Our study has a number of strengths. We studied a large number of patients treated in routine practice. This provides a less biased view on true performance and rate of hypoglycemia than studies of glucose protocols in a research setting. The low number of measurements required by GRIP makes the protocol less time consuming than protocols with hourly measurements. The low average number of measurements GRIP requires is mainly caused by the flexibility of the interval algorithm. GRIP performs frequent measurements when needed, but this is counterbalanced by identification of stable periods during a patient's stay (e.g., with steady glucose levels, full caloric intake and low insulin dose) during which much longer intervals can safely be recommended. Another strength is our analysis of actual compliance to the protocol. Prior publications of protocols rarely mention compliance metrics. Good performance attributed to a protocol that is violated often by nurses (by for instance measuring glucose earlier than recommended) can lead to disappointing results when strictly followed at another unit. In our analysis we find no structural violation of the protocol in terms of early and late measurements, and only late measurements were associated with more glucose values that were out of range.
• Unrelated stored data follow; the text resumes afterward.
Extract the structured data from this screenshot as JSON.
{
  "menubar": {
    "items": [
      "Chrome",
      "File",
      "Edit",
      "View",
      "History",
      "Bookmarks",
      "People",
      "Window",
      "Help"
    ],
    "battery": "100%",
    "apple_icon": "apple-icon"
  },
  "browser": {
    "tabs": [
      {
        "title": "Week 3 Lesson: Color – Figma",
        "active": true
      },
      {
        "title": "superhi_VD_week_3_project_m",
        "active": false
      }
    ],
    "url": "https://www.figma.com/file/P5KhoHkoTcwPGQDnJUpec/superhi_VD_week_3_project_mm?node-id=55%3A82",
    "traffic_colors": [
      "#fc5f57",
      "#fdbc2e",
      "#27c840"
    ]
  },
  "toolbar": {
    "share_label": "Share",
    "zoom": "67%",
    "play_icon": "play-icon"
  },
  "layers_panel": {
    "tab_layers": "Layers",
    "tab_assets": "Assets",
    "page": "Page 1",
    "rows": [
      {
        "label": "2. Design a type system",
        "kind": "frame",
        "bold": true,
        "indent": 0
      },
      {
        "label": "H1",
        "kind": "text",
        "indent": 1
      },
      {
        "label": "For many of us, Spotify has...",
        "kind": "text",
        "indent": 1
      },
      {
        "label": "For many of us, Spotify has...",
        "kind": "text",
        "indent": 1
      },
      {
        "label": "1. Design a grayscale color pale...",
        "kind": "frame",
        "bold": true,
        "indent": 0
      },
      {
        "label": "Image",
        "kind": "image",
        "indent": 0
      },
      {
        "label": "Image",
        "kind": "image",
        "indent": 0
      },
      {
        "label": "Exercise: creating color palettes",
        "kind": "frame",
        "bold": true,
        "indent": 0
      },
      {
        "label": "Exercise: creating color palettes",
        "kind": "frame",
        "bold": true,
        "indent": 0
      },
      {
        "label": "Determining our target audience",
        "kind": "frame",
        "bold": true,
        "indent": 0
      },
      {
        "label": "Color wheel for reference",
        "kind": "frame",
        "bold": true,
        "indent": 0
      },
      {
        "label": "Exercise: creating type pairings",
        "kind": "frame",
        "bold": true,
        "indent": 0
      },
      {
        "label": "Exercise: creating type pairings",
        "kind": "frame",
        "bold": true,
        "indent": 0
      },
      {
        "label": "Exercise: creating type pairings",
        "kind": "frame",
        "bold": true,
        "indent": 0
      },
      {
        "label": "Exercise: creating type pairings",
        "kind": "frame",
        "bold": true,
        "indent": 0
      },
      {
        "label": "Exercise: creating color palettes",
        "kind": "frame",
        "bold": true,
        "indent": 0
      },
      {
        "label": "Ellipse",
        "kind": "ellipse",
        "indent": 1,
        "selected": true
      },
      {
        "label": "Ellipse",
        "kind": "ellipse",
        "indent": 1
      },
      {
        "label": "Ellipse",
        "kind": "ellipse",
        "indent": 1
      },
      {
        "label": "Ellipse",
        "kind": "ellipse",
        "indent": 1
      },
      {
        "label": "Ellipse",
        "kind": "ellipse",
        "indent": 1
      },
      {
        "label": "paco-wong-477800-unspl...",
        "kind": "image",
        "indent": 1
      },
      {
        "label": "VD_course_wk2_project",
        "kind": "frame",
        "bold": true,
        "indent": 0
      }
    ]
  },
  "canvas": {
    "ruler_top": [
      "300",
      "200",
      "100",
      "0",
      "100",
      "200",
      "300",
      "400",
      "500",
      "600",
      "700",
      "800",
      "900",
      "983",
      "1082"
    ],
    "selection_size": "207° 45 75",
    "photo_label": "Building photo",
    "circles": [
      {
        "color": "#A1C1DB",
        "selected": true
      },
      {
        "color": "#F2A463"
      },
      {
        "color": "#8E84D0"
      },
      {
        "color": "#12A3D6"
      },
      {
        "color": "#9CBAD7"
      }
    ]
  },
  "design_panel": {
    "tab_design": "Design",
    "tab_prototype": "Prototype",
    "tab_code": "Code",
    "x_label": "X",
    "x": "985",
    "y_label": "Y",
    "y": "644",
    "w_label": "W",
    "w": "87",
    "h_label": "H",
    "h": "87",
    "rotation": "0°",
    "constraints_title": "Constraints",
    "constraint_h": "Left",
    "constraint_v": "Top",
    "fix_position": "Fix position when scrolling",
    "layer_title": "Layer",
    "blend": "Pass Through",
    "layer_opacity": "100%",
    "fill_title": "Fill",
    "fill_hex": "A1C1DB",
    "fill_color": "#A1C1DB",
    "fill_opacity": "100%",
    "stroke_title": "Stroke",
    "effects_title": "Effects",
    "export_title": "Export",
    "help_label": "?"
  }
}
Our study also has a number of limitations. Our choice of target glucose level (6.5 mmol/l) may be regarded as either low or high, as the optimal target glucose level is currently an open question [18
]. True adherence to normoglycemia would require a lower target range than we used. The number of measurements asked for by GRIP depends on the expected risk of hypoglycemia, which becomes higher when aiming for a lower target. We therefore expect that a lower target level would increase GRIP's recommended measurement frequency without a significant increase in hypoglycemic episodes, but we have not yet tested this. Clinical decision support tools may be less likely to be successful in a setting in which they were not developed [21
]. As the ICUs in our center function independently, and the development process has been limited solely to the surgical ICU, we expect that limitations of generalizability would have been uncovered in the implementation process, or would have been shown by inferior performance on the two other ICUs.
A computer program also brings benefits that we did not study, such as straightforward auditing of performance and easy incorporation of future changes in practice. For instance, when newly published evidence would favor a different target range, a quick adoption of the new preferred practice is possible without going through a learning period for nurses and physicians. In conclusion, our study shows that a computer-assisted protocol can safely and efficiently guide glucose control at intensive care units in routine practice.